Phillips’ savvy coaching of Presley results in the show’s best moment. An initially tentative version of “That’s All Right” allows the audience to experience the thrill of discovery at a pivotal juncture in the history of rock and roll.
The actors’ live instrumentation is the most impressive aspect of the production. The members of the cast aren’t merely expert revivalists. Rather than resembling a Broadway musical, the accomplished musicians sounded as if they were playing at a roots-oriented nightclub.
Gabe Bowling stood out in the role of rockabilly pioneer Carl Perkins.

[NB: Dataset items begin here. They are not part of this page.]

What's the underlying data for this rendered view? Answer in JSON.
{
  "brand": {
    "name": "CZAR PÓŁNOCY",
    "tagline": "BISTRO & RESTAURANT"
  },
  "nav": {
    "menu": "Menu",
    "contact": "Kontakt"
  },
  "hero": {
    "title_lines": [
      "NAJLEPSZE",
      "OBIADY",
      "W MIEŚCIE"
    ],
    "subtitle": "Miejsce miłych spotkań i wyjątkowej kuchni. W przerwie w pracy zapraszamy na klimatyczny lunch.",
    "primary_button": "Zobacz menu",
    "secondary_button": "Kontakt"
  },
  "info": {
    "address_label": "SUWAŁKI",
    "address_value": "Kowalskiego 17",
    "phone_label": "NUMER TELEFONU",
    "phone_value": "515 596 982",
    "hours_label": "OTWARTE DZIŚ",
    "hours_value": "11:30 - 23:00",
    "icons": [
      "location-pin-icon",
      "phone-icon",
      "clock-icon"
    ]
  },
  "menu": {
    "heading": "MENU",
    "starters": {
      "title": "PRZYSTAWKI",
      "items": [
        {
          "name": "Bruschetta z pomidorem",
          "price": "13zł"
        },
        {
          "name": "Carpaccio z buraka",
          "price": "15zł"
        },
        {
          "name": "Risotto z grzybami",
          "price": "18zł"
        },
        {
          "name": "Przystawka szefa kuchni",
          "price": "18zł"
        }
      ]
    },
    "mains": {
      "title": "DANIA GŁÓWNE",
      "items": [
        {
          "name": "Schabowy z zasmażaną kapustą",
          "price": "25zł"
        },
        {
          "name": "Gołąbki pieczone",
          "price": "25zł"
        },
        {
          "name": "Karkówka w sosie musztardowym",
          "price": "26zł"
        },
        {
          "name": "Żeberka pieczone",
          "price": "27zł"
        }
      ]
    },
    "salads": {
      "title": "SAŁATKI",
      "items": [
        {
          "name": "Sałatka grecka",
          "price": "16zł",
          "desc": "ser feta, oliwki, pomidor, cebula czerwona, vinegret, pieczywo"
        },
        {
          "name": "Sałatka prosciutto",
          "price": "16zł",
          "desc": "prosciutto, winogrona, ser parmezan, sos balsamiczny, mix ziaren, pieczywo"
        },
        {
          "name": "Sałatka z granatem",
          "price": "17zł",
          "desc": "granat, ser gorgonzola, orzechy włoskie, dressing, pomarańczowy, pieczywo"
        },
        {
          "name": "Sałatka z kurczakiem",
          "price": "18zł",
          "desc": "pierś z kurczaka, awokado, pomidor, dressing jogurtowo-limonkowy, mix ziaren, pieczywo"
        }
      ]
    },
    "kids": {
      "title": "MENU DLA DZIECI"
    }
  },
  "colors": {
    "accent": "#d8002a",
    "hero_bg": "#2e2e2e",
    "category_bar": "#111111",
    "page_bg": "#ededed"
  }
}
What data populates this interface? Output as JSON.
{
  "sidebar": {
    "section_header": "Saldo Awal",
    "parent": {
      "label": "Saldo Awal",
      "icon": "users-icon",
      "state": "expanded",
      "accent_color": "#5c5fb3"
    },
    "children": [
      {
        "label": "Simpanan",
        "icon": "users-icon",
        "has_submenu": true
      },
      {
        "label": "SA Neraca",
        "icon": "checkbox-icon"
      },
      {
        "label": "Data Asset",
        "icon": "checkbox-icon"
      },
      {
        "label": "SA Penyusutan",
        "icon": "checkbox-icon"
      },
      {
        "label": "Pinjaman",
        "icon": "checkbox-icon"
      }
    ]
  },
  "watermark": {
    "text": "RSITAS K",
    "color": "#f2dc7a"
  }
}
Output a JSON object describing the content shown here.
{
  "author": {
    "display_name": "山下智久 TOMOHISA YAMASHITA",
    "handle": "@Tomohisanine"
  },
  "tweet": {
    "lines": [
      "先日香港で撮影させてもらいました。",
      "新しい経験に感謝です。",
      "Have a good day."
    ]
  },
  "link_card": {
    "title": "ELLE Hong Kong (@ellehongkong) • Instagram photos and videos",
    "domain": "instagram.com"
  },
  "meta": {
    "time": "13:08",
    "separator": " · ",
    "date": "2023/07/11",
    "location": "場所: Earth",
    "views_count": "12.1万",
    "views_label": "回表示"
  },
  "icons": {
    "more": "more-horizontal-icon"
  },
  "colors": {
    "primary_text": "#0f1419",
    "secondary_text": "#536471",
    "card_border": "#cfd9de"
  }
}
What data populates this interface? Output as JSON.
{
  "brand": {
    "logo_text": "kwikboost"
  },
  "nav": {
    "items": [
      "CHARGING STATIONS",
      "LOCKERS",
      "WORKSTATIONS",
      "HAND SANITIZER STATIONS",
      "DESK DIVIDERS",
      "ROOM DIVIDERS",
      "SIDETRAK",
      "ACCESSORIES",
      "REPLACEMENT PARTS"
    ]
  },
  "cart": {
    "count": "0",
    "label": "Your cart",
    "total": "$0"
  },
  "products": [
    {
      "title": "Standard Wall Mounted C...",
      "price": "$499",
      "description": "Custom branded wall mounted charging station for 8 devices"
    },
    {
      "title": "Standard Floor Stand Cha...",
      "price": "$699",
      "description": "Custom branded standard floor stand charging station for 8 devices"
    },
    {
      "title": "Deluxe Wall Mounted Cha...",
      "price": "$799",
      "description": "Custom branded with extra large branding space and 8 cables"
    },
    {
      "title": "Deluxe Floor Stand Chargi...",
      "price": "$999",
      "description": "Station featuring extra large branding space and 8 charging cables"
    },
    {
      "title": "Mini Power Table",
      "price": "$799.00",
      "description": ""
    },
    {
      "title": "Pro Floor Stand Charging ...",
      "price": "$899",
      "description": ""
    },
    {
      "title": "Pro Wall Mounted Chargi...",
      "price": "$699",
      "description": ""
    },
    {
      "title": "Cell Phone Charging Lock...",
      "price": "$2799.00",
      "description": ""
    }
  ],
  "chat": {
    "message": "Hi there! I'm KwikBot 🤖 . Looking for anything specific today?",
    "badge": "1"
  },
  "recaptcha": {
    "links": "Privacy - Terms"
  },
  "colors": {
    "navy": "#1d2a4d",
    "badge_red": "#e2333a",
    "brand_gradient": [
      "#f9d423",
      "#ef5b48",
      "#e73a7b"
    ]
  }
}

His guitar work during a bracing rendition of “Matchbox” was edgy enough to satisfy punk rock fans.
Scott Moreau wasn’t given much to work with as the stoic Johnny Cash. He mastered Cash’s speaking voice, but his singing was slightly less accurate.
Jacob Rowley’s portrayal of Elvis Presley didn’t disappoint. He possesses the voice, moves and gravity-defying pompadour of the King of Rock and Roll.
Colte Julian stole the show in the role of Jerry Lee Lewis. He banged on a piano as if it owed him money and made the most of his many funny lines.
The set was less remarkable. The scenery appeared to be designed for much smaller venues.
As if to make amends to members of the audience who had been expecting a tacky revue, “Million Dollar Quartet” concludes with a Las Vegas-style romp.
The gratuitous ending is an abrupt departure from what Perkins’ character suggested was a humble “hillbilly homecoming.”
“Million Dollar Quartet” runs through Sunday (May 24).